L’image « prix » faussée par la PAC

Les aides de la PAC représentent sur la période 2010-2018 environ 80% du revenu courant avant impôt des exploitations agricoles, selon l’INRAE (l’Institut National de Recherche pour l’Agriculture, l’Alimentation et l’Environnement)². Sans ces aides, près de 50% des exploitations agricoles auraient un revenu courant avant impôt négatif¹.
Ce système sous perfusion a un impact sur l’image « prix » qu’ont la plupart des consommateurs, image complètement décrochée des coûts de revient réels.

Il explique aussi, sans doute, pourquoi la part de l’alimentation dans les dépenses de consommation des ménages est passée de 34,6% en 1960 à 13,4% en 2018 ³.

La grande perdante de ces aides à l’hectare : l’agriculture paysanne et bio

En s’inscrivant dans une logique d’aides proportionnelles au nombre d’hectares, la PAC soutient avant tout les grandes exploitations, au détriment des petites fermes en agriculture paysanne et bio, telles que celles avec lesquelles nos magasins et restaurants travaillent en local. En 2013, environ 20% des plus grosses exploitations captaient ainsi quelque 80% des subventions directes (4).
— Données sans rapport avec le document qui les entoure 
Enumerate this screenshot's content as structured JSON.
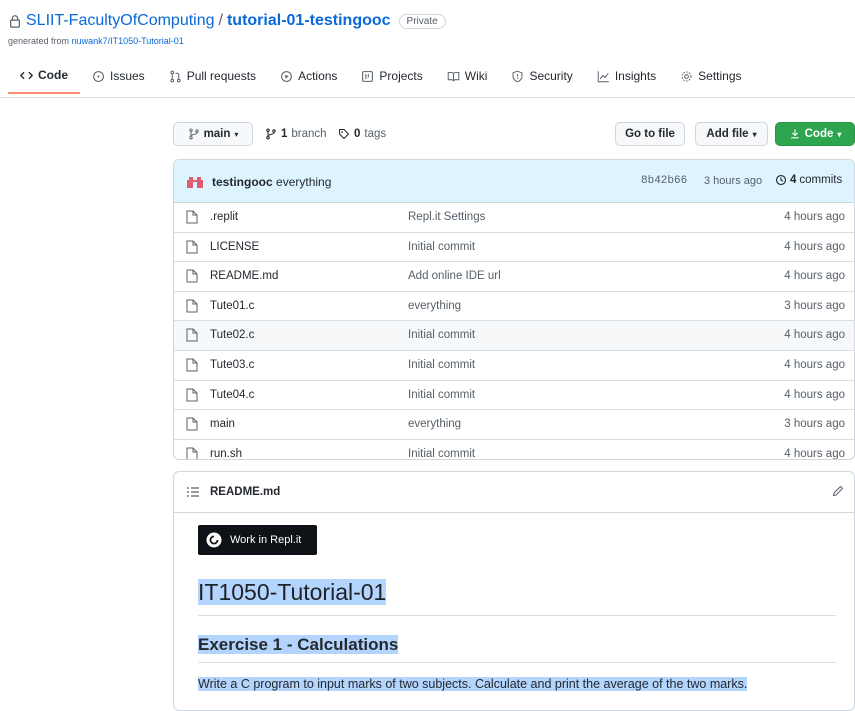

Si cette logique de subventions à l’hectare pénalise les petites fermes, créatrices d’emplois, elle pénalise aussi la polyculture au bénéfice d’une monoculture qui appauvrit les sols. « Une ferme qui ne fait que quatre produits va se mécaniser, faire des économies de temps, avoir besoin de moins de main-d’œuvre » souligne Hughes Van Kriekinge, référent fruits et légumes à Biocoop Scarabée. « A Scarabée, on travaille avec des fermes qui produisent jusqu’à 40 légumes à l’année, qui n’ont pas de machines “dernière génération” pour chaque culture, qui ont besoin de plus de main-d’œuvre. Le prix de revient d’une carotte produite à Bruz, sur une petite ferme bio en polyculture, est forcément plus élevé que le prix d’une carotte produite sur des hectares de carottes en monoculture ».

Or, depuis des décennies, c’est bien à ce prix d’une carotte produite à échelle industrielle, de manière intensive, largement financée par les aides de la PAC, et distribuée en grande distribution, avec les économies d’échelle que cela implique, que la plupart des consommateurs comparent le prix d’une carotte bio locale, produite en agriculture paysanne, distribuée dans nos rayons.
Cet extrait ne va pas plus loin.